El 19 de noviembre, el bloque Hacemos Federal resultó clave para evitar que esta iniciativa avanzara en la Comisión de Legislación del Trabajo. Alejandra Torres, diputada de ese espacio y miembro de la comisión, fue reemplazada por Miguel Ángel Pichetto, quien manifestó el rechazo a la propuesta. Pichetto argumentó: “La democratización que ustedes plantean no se puede hacer sin los actores del mundo del trabajo. Es fundamental hacer una convocatoria más amplia y tener un determinado consenso. Para llevar adelante una reforma de esta naturaleza también se requiere poder político”. Jorge Ávila, también integrante de Hacemos Federal y líder del sindicato petrolero de Santa Cruz, acompañó la postura.
En abril, Pichetto también jugó un rol central para que el Gobierno aceptara eliminar 42 artículos de la reforma laboral que rechazaba la CGT. La versión final de la Ley Bases fue aprobada en Diputados gracias a estas modificaciones. Pichetto alertó a los dirigentes sindicales sobre la intención del Ejecutivo de incorporar contenidos del DNU 70, frenado previamente por la Justicia. Esa misma jornada, abogados de la CGT trabajaron con el equipo de Pichetto para revisar el texto y marcar los puntos más controversiales. Finalmente, el proyecto se redujo de 58 a 16 artículos, preservando solo medidas orientadas a fomentar el empleo, dejando de lado las disposiciones que afectaban al sindicalismo.

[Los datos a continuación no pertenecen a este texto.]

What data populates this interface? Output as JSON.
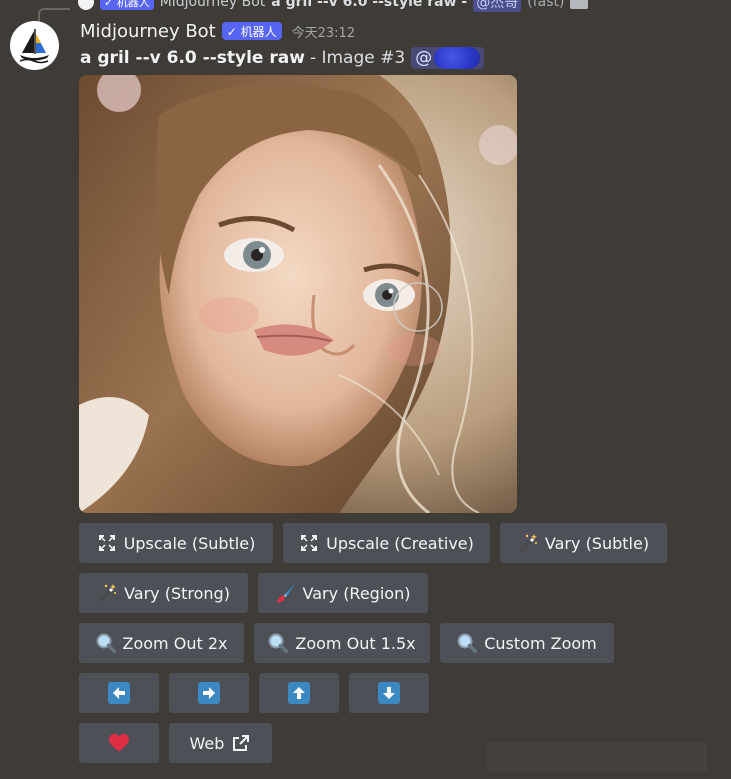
{
  "reply": {
    "badge": "✓ 机器人",
    "author": "Midjourney Bot",
    "text": "a gril --v 6.0 --style raw -",
    "mention": "@杰哥",
    "speed": "(fast)"
  },
  "message": {
    "author": "Midjourney Bot",
    "badge": "✓ 机器人",
    "timestamp": "今天23:12",
    "prompt": "a gril --v 6.0 --style raw",
    "suffix": "- Image #3",
    "mention": "@"
  },
  "buttons": {
    "row1": [
      "Upscale (Subtle)",
      "Upscale (Creative)",
      "Vary (Subtle)"
    ],
    "row2": [
      "Vary (Strong)",
      "Vary (Region)"
    ],
    "row3": [
      "Zoom Out 2x",
      "Zoom Out 1.5x",
      "Custom Zoom"
    ],
    "web": "Web"
  },
  "colors": {
    "background": "#3f3b37",
    "button": "#4e5058",
    "badge": "#5865f2",
    "arrow": "#3b88c3",
    "heart": "#dd2e44"
  },
  "icons": {
    "upscale": "expand-icon",
    "vary_subtle": "magic-wand-icon",
    "vary_region": "paintbrush-icon",
    "zoom": "magnifier-icon",
    "arrows": [
      "arrow-left-icon",
      "arrow-right-icon",
      "arrow-up-icon",
      "arrow-down-icon"
    ],
    "like": "heart-icon",
    "web": "external-link-icon"
  }
}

El Gobierno, por su parte, presentó recientemente un proyecto para modificar la Ley de Contrato de Trabajo, bajo el nombre de Promoción de Inversiones y Empleo. Este plan busca incentivar el crecimiento de las empresas, especialmente pymes, y formalizar el empleo. Sin embargo, uno de los puntos más conflictivos es el artículo de la Ley Bases que penaliza los bloqueos empresariales. Aunque el Ejecutivo había propuesto consensuar su reglamentación con la CGT y empresarios, el plazo legal para hacerlo ya expiró. Según la legislación vigente, estas acciones serán consideradas “grave injuria laboral”, habilitando el despido justificado de los trabajadores involucrados.
En la cena, tanto Pichetto como Monzó reforzaron su compromiso para respaldar al sindicalismo frente a leyes que consideran perjudiciales. La CGT, que mantiene un diálogo con el Gobierno pero desconfía de los sectores libertarios, logró consolidar aliados clave en el Congreso. Este acercamiento resulta fundamental en un contexto de tensiones políticas y reformas que podrían cambiar el escenario laboral y sindical del país.